Afghan National Army soldiers keep watch last month near the site of a blast in Kabul. (Omar Sobhani/Reuters)

A new report by a U.S. government watchdog paints a discouraging portrait of Afghanistan in recent months, detailing continued Taliban gains, record civilian casualties by pro-government airstrikes and insurgent attacks, a disappointing performance by U.S.-funded ­anti-corruption agencies and soaring drug production and addiction.

In a tense political season, when hopes for change have inspired millions of Afghans to vote for a new parliament and hopes for peace have spurred new efforts at dialogue with Taliban insurgents, the report released Thursday by the U.S. Special Inspector General for Afghan Reconstruction (SIGAR) casts a sobering eye on persistent setbacks in the fight against the Taliban and cumulative failures in the wars on corruption and drugs. 

The report stressed that Taliban control and influence continued to expand nationwide in recent months, while Afghan government control or influence over national territory has “reached the lowest level” since late 2015, declining slightly to 55 percent of 407 districts. It said government forces “made minimal or no progress in pressuring the Taliban” in the past three months and “failed to gain greater control or influence over districts, population and territory.”

The report also highlighted the sustained high rate of war-related deaths and injuries among both civilians and security forces: a record 2,798 civilians were killed and 5,252 injured between May and September. It also said the average monthly number of casualties among Afghan military and police forces, while not officially released, was “the greatest it has ever been” in similar periods during the conflict, probably between 30 to 40 killed per day.

The report found that during the first nine months of 2018, suicide attacks by insurgents increased dramatically, rising by 38 percent over the same period last year. Casualties caused by airstrikes by Afghan and coalition forces also climbed sharply, increasing by 46 percent to 313 deaths and 336 injuries, the report said. It noted that U.S. and coalition officials have disputed the latter set of figures, reporting that far fewer civilians were killed or injured. 

The SIGAR report also described a number of “discouraging developments” in the past several months, including a four-day Taliban siege of Ghazni city in August and the insurgents’ rejection of a second truce offered by President Ashraf Ghani the same month. Also on that list was an Oct. 18 shooting attack in Kandahar at a meeting of U.S. and regional officials that killed the regional police and intelligence chiefs. The top U.S. military commander in the country, Gen. Austin “Scott” Miller, was unharmed in the attack, for which the Taliban claimed responsibility.

In an especially critical look at U.S.-funded efforts to combat narcotics, the report described a rapidly escalating problem of opium production and drug addiction that has defied years of expensive programs and investment. 

“These efforts have cost U.S. taxpayers more than $8 billion since 2002, yet Afghanistan’s opium crisis is worse than ever,” John F. Sopko, the special inspector general, wrote in an introduction to the 250-page document. 

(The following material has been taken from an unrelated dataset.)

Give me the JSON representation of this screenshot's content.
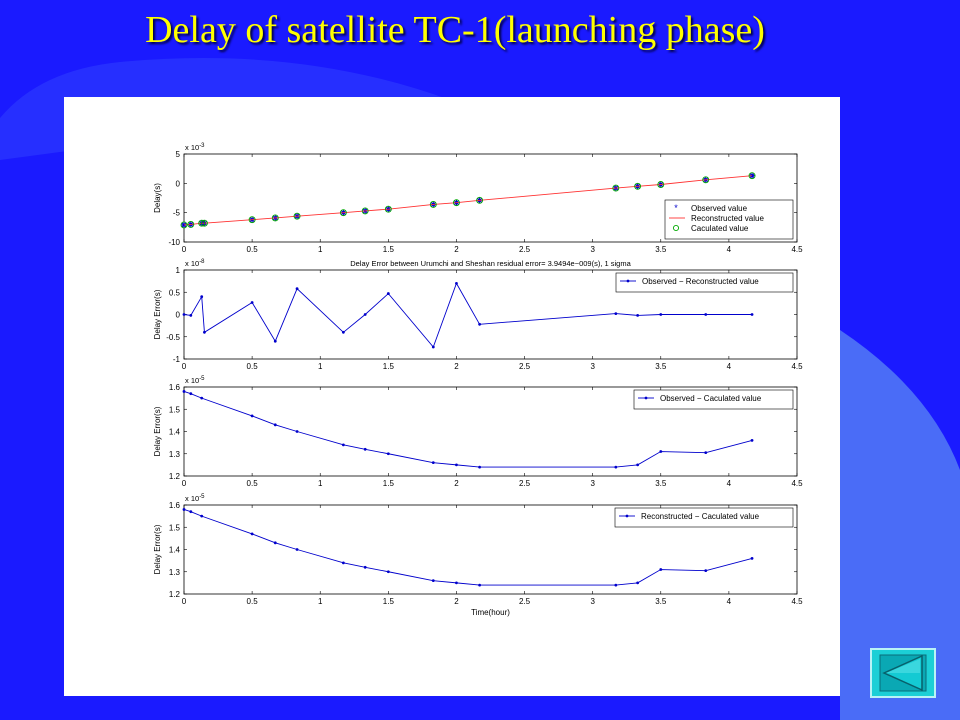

The report said that Afghan opium poppy cultivation has reached an “unprecedented high” of about 820,000 acres, and that opium accounts for 19 to 32 percent of the country’s gross domestic product and provides half a million jobs, representing “a backbone” of the Afghan economy. 

It also noted that addiction to opioids among Afghans has skyrocketed, reaching several million people. Overall, it said, the drug trade has become “an existential threat to the Afghan state” by fueling corruption and crime and by financially benefiting the insurgency. 

Despite these alarming developments and the large sums spent by U.S. agencies to combat drugs in Afghanistan since 2002, the report found that U.S. officials have played down the narcotics problem in recent years and no longer see it as a “mission objective or a priority.” The inspector general called for a “deep review” of U.S. anti-drug policies and efforts in the country.

A more surprising aspect of the SIGAR report was its sharp criticism of the Afghan attorney general’s office and its highly touted foreign-funded initiatives to combat corruption and crime in Afghan civilian government and military sectors. The report blasted the attorney general, a respected former human rights advocate, saying he has a “poor record of prosecuting powerful and influential corrupt actors” and has failed to cooperate with U.S. officials. 

The report cited criticism by the U.S. Justice Department that the Afghan attorney general’s office is “unproductive, corrupt and patronage-laden.”